南青山にあるTOTOギャラリー・間にて、中川エリカ展「JOY in Architecture」が1/21より開催中。
新型コロナウィルスの影響で、昨年から予定されていた展覧会のいくつかが延期となっていて、展覧会自体が一年ぶりの開催となる。また、本展も感染拡大防止対策として、会期中は事前予約制を導入して運営している。
今回の展示は、初期の代表作「ヨコハマアパートメント(西田司/オンデザインと共同設計)」、「桃山ハウス」で数々の賞を受賞するなど、エネルギッシュに活動の場を広げている若手建築家・中川エリカ氏の個展。
中川氏の原点は、「新しい建築の表現を追求したい」という、飽くなき探求心にあり、「新しい組み立て方」や「街の細部の法則をヒントにした材料の発見」、「内と外の関係」といったさまざまな課題に取り組み、周囲の環境や人びとの営みを巻き込みながら、生き生きとした建築の表現を生み出し続けている。
また、建築を身体的に考えることを大切にしており、そのための具体的な模型作りは重要な要素となっている。
本展は、3つのエリア(3F展示室、中庭、4F展示室)に分け、3F展示室で設計の現場で活用されてきたさまざまなスケールの模型を一挙に公開、中庭には今回のためにスケール・材料を統一した模型と居場所を制作、4F展示室では昨年行われた南米チリでのリサーチを展示。中川氏が考える建築の「よろこび(JOY)」が躍動感いっぱいに表現された展示となっている。
3F展示室
Gallery1 設計の現場 2014年以降、設計の現場で活用されてきた模型・ドローイング群
Gallery1 設計の現場 2014年以降、設計の現場で活用されてきた模型・ドローイング群
展覧会のためにつくられた模型ではなく、常日頃つくられてきた検討のための模型を展示。段ボールで作られたものやポストイットでコメントが貼られたもの、配管まで再現した模型もあり、言葉には出来ないパワーを感じられる。
「高柳邸」設計初期の1/30模型。段ボールで作られている。中庭
COURTYARD冬の庭 風・光をコントロールする縄屋根と、スケール・材料を統一した模型群が作る居場所
COURTYARD冬の庭 風・光をコントロールする縄屋根と、スケール・材料を統一した模型群が作る居場所
今回の展示のためにつくられた居場所で、分析を行った上で制作した風と光をコントロールする縄屋根と、スケール・材料を統一した模型を展示。
「桃山ハウス」1/50模型。展示室にあったものとスケールや素材の違いを感じてみるのも面白い。
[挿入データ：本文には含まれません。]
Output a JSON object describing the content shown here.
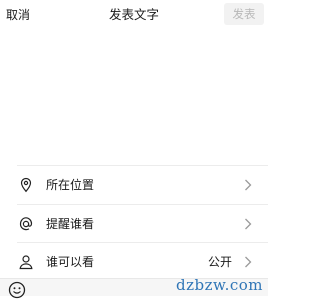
{
  "header": {
    "cancel_label": "取消",
    "title": "发表文字",
    "publish_label": "发表"
  },
  "options": [
    {
      "label": "所在位置",
      "icon": "location-pin-icon",
      "value": ""
    },
    {
      "label": "提醒谁看",
      "icon": "at-sign-icon",
      "value": ""
    },
    {
      "label": "谁可以看",
      "icon": "person-icon",
      "value": "公开"
    }
  ],
  "watermark": "dzbzw.com",
  "colors": {
    "publish_disabled_bg": "#f2f2f2",
    "publish_disabled_text": "#b8b8b8",
    "watermark": "#2f75b6"
  }
}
4F展示室
Gallery2 都市スタディのオルタナティブ 南米チリの6都市で行った、野外什器を手がかりに居場所を見出す人びとのリサーチと、その後の設計への展開
Gallery2 都市スタディのオルタナティブ 南米チリの6都市で行った、野外什器を手がかりに居場所を見出す人びとのリサーチと、その後の設計への展開
南米チリの小さな什器とともに現れる人びとの屋外での居場所のリサーチとその模型を展示。
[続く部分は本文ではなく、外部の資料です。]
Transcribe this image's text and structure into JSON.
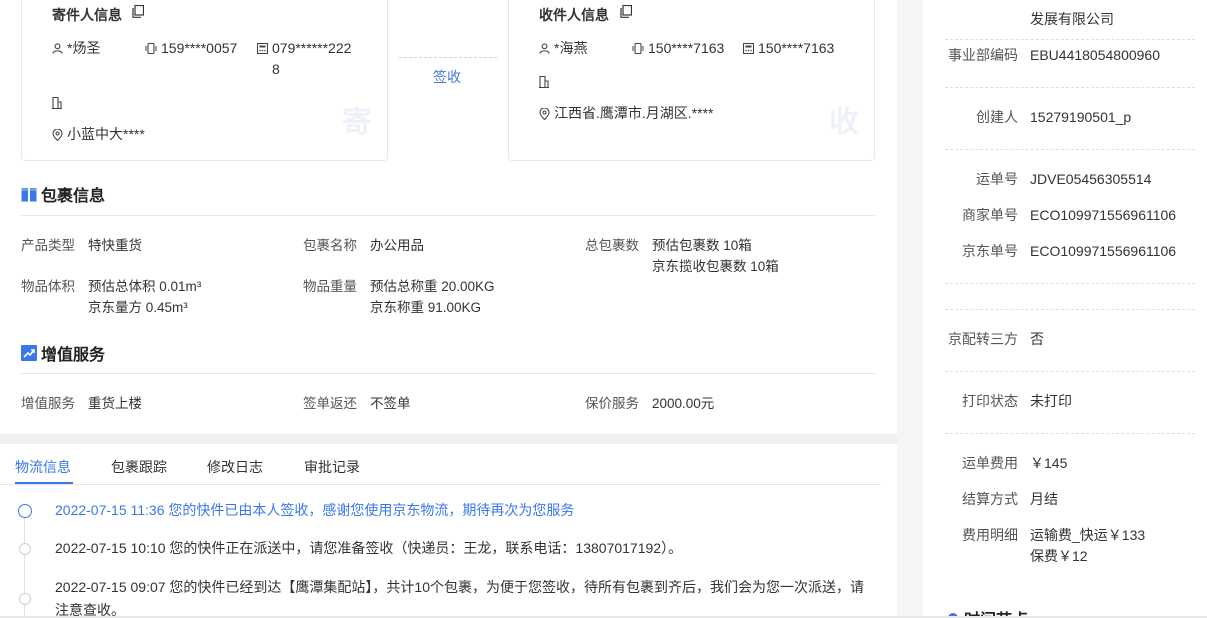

これからの建築の生きた発見につなげるために行われたこのリサーチは、事務所全員で行き、約400のパブリックファニチャーを中心とした野外什器を記録。屋外での居場所のつくられ方、什器の組み立て方、そこに現れる人間それぞれの気質、街への態度の示し方などを学んだという。それについてを具体的に模型にしている。
人通りの多い交差点の車道側。必要に応じて増築を繰り返したジュース売りの屋台。